We know; it's kind of weird to suggest that anything in a thousand-page book is limited, but it's true. The narrative technique is limited omniscient but not because it is restricted to a single character. Martin employs ten—count'em, ten—different point-of-view narrators in A Clash of Kings, but we call it limited omniscient because each chapter focuses on a single narrative perspective.
In an Arya chapter, the narrator views the story from Arya's point of view only—we never jump into Gendry or Hot Pie's perspectives, for example. This said, it's still an omniscient narrator because we are given Arya's thoughts and feelings in addition to her actions.
The advantage to this narrative perspective is that it provides the story with both a worldly and personal scope all at the same. By having characters spread across the world, Martin can tell his epic story from multiple locations and show how events in King's Landing affect the people in Winterfell, hundreds of miles away. Even in the age of planes, trains, and automobiles, a single person could never cover that much ground.
On the other hand, limiting each chapter to the thoughts, emotions, and actions of a specific character keeps the story grounded. Great scope can sometimes lead a story to sound like a series of details, disconnected from the human element. By focusing in on individual characters, we see the small consequences of the great battles and world-altering events. In other words, it helps us care.
Here's the breakdown of point-of-view characters and how many chapters they narrate:
- Tyrion Lannister 15
- Arya Stark 10
- Sansa Stark 8
- Jon Snow 8
- Catelyn Stark 7
- Bran Stark 7
- Theon Greyjoy 6
- Daenerys Targaryen 5
- Davos Seaworth 3
- Maester Cressen 1 (the Prologue)
As you can see, there are more non-Stark characters in the lineup than in A Game of Thrones, though the Winterfell warriors still dominate the proceedings with half of the spots. But Tyrion Lannister takes home the MVN (most valuable narrator) with a whopping fifteen chapters, while Cressen takes home the dubious Prologue Narrator recognition. Finally, note that none of the so-called kings appear in this lineup.
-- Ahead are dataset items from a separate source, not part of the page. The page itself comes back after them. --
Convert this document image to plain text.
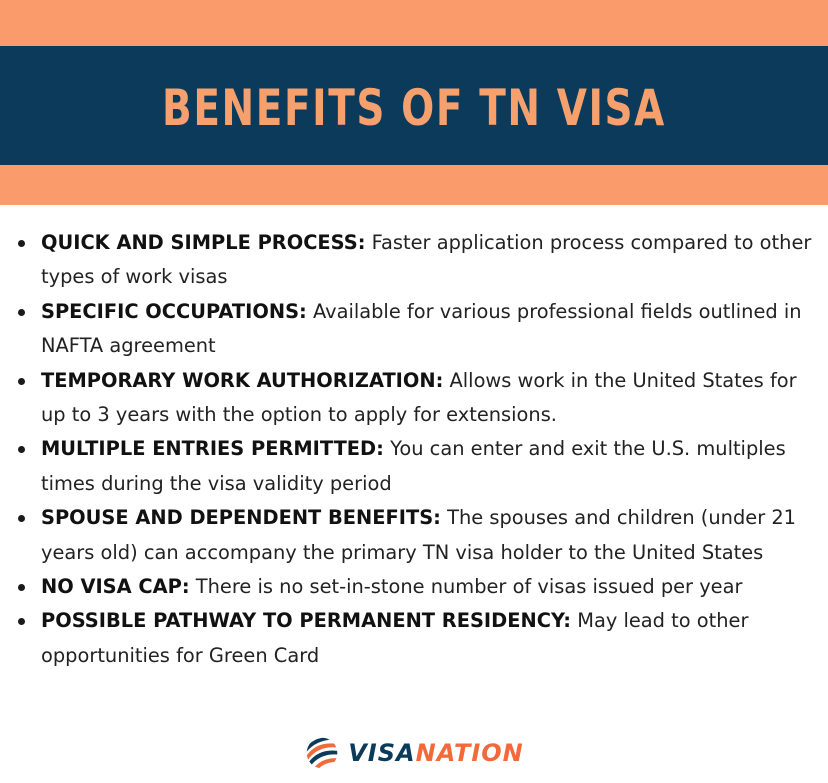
BENEFITS OF TN VISA
QUICK AND SIMPLE PROCESS: Faster application process compared to other types of work visas
SPECIFIC OCCUPATIONS: Available for various professional fields outlined in NAFTA agreement
TEMPORARY WORK AUTHORIZATION: Allows work in the United States for up to 3 years with the option to apply for extensions.
MULTIPLE ENTRIES PERMITTED: You can enter and exit the U.S. multiples times during the visa validity period
SPOUSE AND DEPENDENT BENEFITS: The spouses and children (under 21 years old) can accompany the primary TN visa holder to the United States
NO VISA CAP: There is no set-in-stone number of visas issued per year
POSSIBLE PATHWAY TO PERMANENT RESIDENCY: May lead to other opportunities for Green Card
VISANATION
Here are a couple questions we've been pondering that we thought we'd pass on to you: Why do you think Martin continues to favor the Stark perspective? Why does Tyrion receive so many more chapters than any other character? Are there any characters you really wish would have gotten a point-of-view chapter? Finally, what's Martin's deal with killing off the prologue narrators? Seriously, did a prologue narrator steal his goldfish or something?